Autant de questions qui ont suscité des réponses riches et variées le 24 février 2012. Dans le cadre de son seizième numéro, Postures publie les actes d’un colloque ayant fait intervenir des approches et des corpus éclectiques : les œuvres ici analysées proviennent d’horizons divers et attribuent au terme « classique » de multiples acceptions. Un classique serait une œuvre dont la postérité est indéniable ; serait une œuvre légitimée par l’École et le champ littéraire ; serait un auteur qu’on imite… parfois avec un succès mitigé ; serait un auteur important dans nos vies et qui guide nos propres pratiques d’écriture ; serait une œuvre qui traverse les époques et qui trouve sa place, par différents procédés intertextuels, dans d’autres œuvres; serait un condensé de toutes ces définitions et tout autre chose à la fois. Entre filiation et remise en question, les cinq textes issus du colloque D’hier à demain : le rapport au(x) classique(s) permettent d’explorer de nombreuses pistes de réflexion sur ces liens que nous tissons avec nos « prédécesseurs » littéraires.

Isabelle Thisdale ouvre le bal et s’intéresse à nos « classiques personnels » en offrant une réflexion originale sur la place de Marguerite Duras dans sa propre démarche d’écriture : vouloir « écrire comme », n’est-ce pas un peu plagier, malgré soi ? Thisdale donne un tour d’écrou à cette première réflexion en affirmant que l’œuvre de Duras est elle-même une forme d’autoplagiat. Duras, d’un texte à l’autre, reprend les mêmes motifs, recrée les mêmes personnages : pour Thisdale, la répétition est peut-être ce qui rend cette œuvre « classique ». Son texte, à la fois une analyse de l’œuvre durasienne et un hommage, suggère de repenser notre rapport à nos modèles.

Jean-Michel Lapointe poursuit cette idée d’une filiation avec les classiques en se penchant sur deux figures centrales du transcendantalisme américain : Ralph Waldo Emerson et Henry David Thoreau. Pour ces deux écrivains, l’expérience de lecture doit permettre de forger un rapport spirituel avec les œuvres classiques. Les lecteurs doivent trouver des classiques personnels qui puissent guider leur vie intérieure et leur spiritualité. Lapointe souligne du reste que c’est ce type de relation qui unit Thoreau à Emerson : Thoreau a écrit ses propres classiques après avoir été en contact avec la pensée d’Emerson. Il s’agit donc d’utiliser les œuvres des autres pour construire sa propre écriture : « les classiques ne tiennent pas leur autorité de la tradition ni des institutions littéraires, mais bien de cette expérience “d’éveil” qu’ils ont suscitée [chez les lecteurs] ».

Delphine Klein propose ensuite une réflexion en deux temps sur l’œuvre de l’auteure autrichienne et prix Nobel Elfriede Jelinek.
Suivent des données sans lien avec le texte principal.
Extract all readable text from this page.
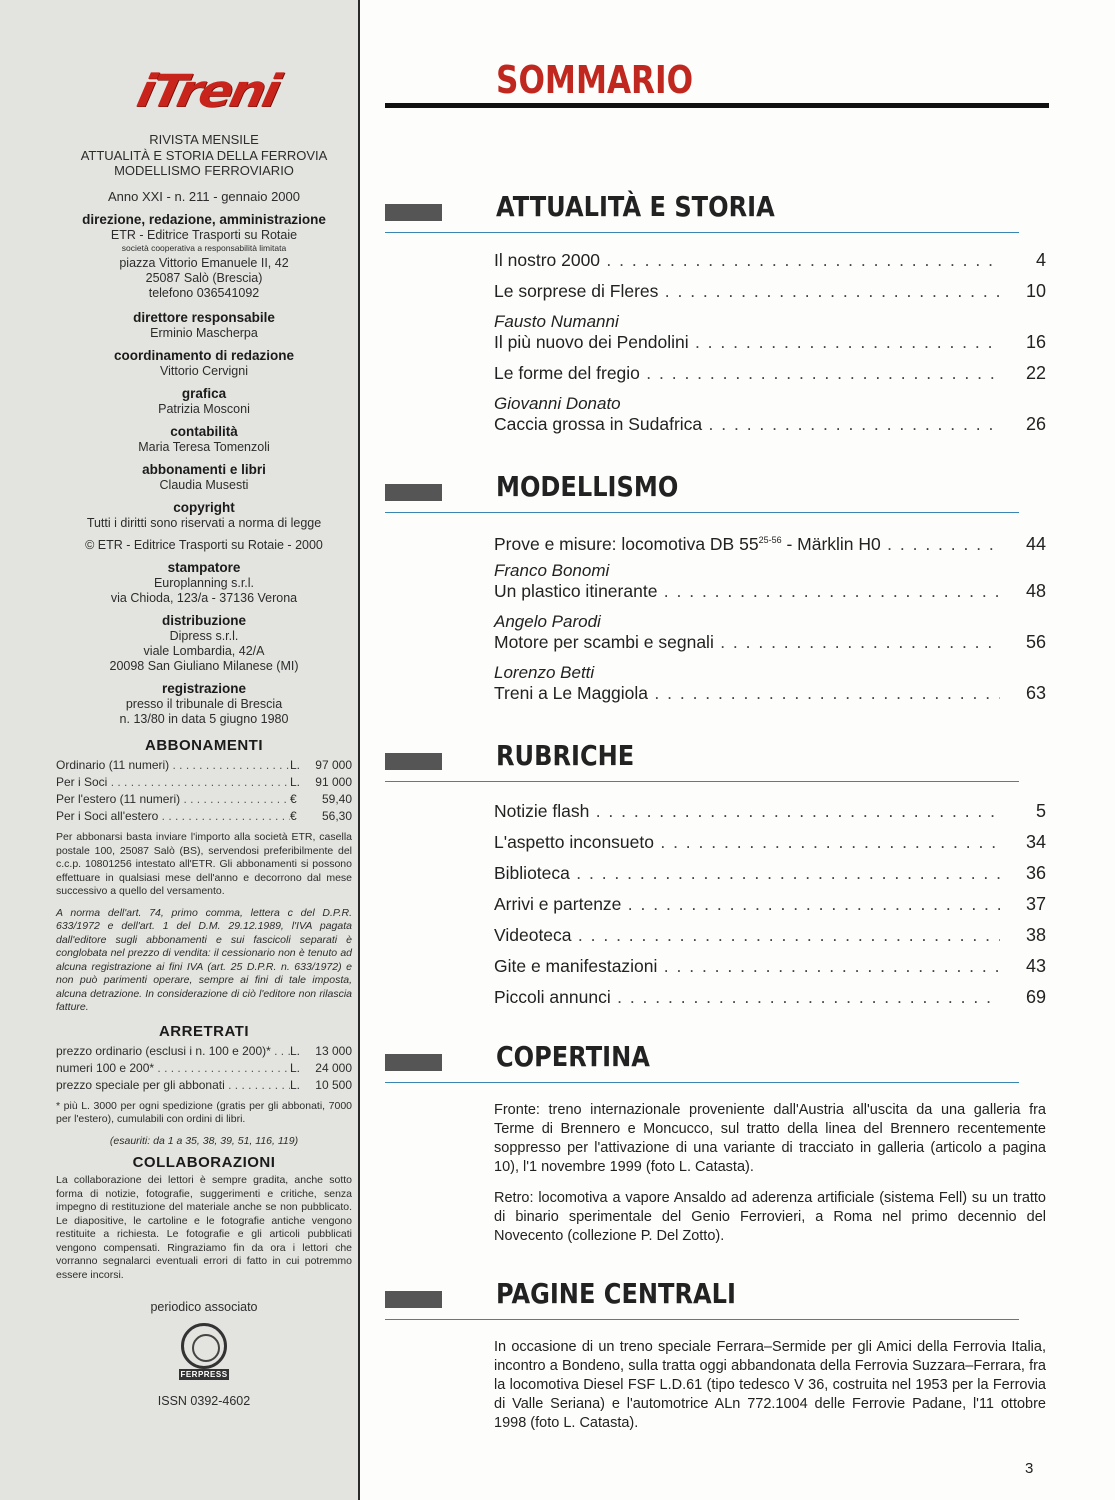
iTreni
RIVISTA MENSILE
ATTUALITÀ E STORIA DELLA FERROVIA
MODELLISMO FERROVIARIO
Anno XXI - n. 211 - gennaio 2000
direzione, redazione, amministrazione
ETR - Editrice Trasporti su Rotaie
società cooperativa a responsabilità limitata
piazza Vittorio Emanuele II, 42
25087 Salò (Brescia)
telefono 036541092
direttore responsabile
Erminio Mascherpa
coordinamento di redazione
Vittorio Cervigni
grafica
Patrizia Mosconi
contabilità
Maria Teresa Tomenzoli
abbonamenti e libri
Claudia Musesti
copyright
Tutti i diritti sono riservati a norma di legge
© ETR - Editrice Trasporti su Rotaie - 2000
stampatore
Europlanning s.r.l.
via Chioda, 123/a - 37136 Verona
distribuzione
Dipress s.r.l.
viale Lombardia, 42/A
20098 San Giuliano Milanese (MI)
registrazione
presso il tribunale di Brescia
n. 13/80 in data 5 giugno 1980
ABBONAMENTI
Ordinario (11 numeri) . . .	L.	97 000
Per i Soci . . .	L.	91 000
Per l'estero (11 numeri) . . .	€	59,40
Per i Soci all'estero . . .	€	56,30
Per abbonarsi basta inviare l'importo alla società ETR, casella postale 100, 25087 Salò (BS), servendosi preferibilmente del c.c.p. 10801256 intestato all'ETR. Gli abbonamenti si possono effettuare in qualsiasi mese dell'anno e decorrono dal mese successivo a quello del versamento.
A norma dell'art. 74, primo comma, lettera c del D.P.R. 633/1972 e dell'art. 1 del D.M. 29.12.1989, l'IVA pagata dall'editore sugli abbonamenti e sui fascicoli separati è conglobata nel prezzo di vendita: il cessionario non è tenuto ad alcuna registrazione ai fini IVA (art. 25 D.P.R. n. 633/1972) e non può parimenti operare, sempre ai fini di tale imposta, alcuna detrazione. In considerazione di ciò l'editore non rilascia fatture.
ARRETRATI
prezzo ordinario (esclusi i n. 100 e 200)* . . .	L.	13 000
numeri 100 e 200* . . .	L.	24 000
prezzo speciale per gli abbonati . . .	L.	10 500
* più L. 3000 per ogni spedizione (gratis per gli abbonati, 7000 per l'estero), cumulabili con ordini di libri.
(esauriti: da 1 a 35, 38, 39, 51, 116, 119)
COLLABORAZIONI
La collaborazione dei lettori è sempre gradita, anche sotto forma di notizie, fotografie, suggerimenti e critiche, senza impegno di restituzione del materiale anche se non pubblicato. Le diapositive, le cartoline e le fotografie antiche vengono restituite a richiesta. Le fotografie e gli articoli pubblicati vengono compensati. Ringraziamo fin da ora i lettori che vorranno segnalarci eventuali errori di fatto in cui potremmo essere incorsi.
periodico associato
FERPRESS
ISSN 0392-4602
SOMMARIO
ATTUALITÀ E STORIA
Il nostro 2000 . . .	4
Le sorprese di Fleres . . .	10
Fausto Numanni
Il più nuovo dei Pendolini . . .	16
Le forme del fregio . . .	22
Giovanni Donato
Caccia grossa in Sudafrica . . .	26
MODELLISMO
Prove e misure: locomotiva DB 55$^{25-56}$ - Märklin H0 . . .	44
Franco Bonomi
Un plastico itinerante . . .	48
Angelo Parodi
Motore per scambi e segnali . . .	56
Lorenzo Betti
Treni a Le Maggiola . . .	63
RUBRICHE
Notizie flash . . .	5
L'aspetto inconsueto . . .	34
Biblioteca . . .	36
Arrivi e partenze . . .	37
Videoteca . . .	38
Gite e manifestazioni . . .	43
Piccoli annunci . . .	69
COPERTINA
Fronte: treno internazionale proveniente dall'Austria all'uscita da una galleria fra Terme di Brennero e Moncucco, sul tratto della linea del Brennero recentemente soppresso per l'attivazione di una variante di tracciato in galleria (articolo a pagina 10), l'1 novembre 1999 (foto L. Catasta).
Retro: locomotiva a vapore Ansaldo ad aderenza artificiale (sistema Fell) su un tratto di binario sperimentale del Genio Ferrovieri, a Roma nel primo decennio del Novecento (collezione P. Del Zotto).
PAGINE CENTRALI
In occasione di un treno speciale Ferrara–Sermide per gli Amici della Ferrovia Italia, incontro a Bondeno, sulla tratta oggi abbandonata della Ferrovia Suzzara–Ferrara, fra la locomotiva Diesel FSF L.D.61 (tipo tedesco V 36, costruita nel 1953 per la Ferrovia di Valle Seriana) e l'automotrice ALn 772.1004 delle Ferrovie Padane, l'11 ottobre 1998 (foto L. Catasta).
3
Elle se penche sur la réception (notamment scolaire et universitaire) de l’œuvre et avance que la polémique qui l’entoure est ce qui permet sa consécration. Cette consécration, d’ailleurs, a peut-être à voir avec ce que Klein appelle cannibalisme littéraire : « après avoir démembré, ingurgité [un] texte original, l’artiste propose à ses lecteurs de se le “remembrer” (comme l’on disait en vieux français au sens de “se souvenir”) à travers son texte ». En faisant des classiques germanophones (pensons par exemple aux œuvres de Schiller ou de Goethe) le matériau de sa propre écriture et en créant des « drames secondaires », Jelinek propose une intéressante remise en question du canon littéraire.

Julien Perrier-Chartrand étudie quant à lui l’œuvre d’un dramaturge aujourd’hui oublié : Prosper Jolyot de Crébillon. Crébillon retient l’attention en ce qu’il tente, dans des œuvres comme Atrée et Thyeste et Le Triumvirat, d’imiter les vers et le modèle héroïque présents dans l’œuvre de Corneille (auteur classique s’il en est). L’entreprise échoue à bien mettre en scène le tragique, et l’œuvre de Crébillon est souvent considérée comme un « pâle avatar de l’original cornélien ». Elle n’en est pas moins intéressante : comme le montre Perrier-Chartrand, elle annonce le passage de la tragédie classique au drame bourgeois et incarne « le combat de deux époques, le point de jonction entre l’extinction du monde ancien et la naissance du monde nouveau ».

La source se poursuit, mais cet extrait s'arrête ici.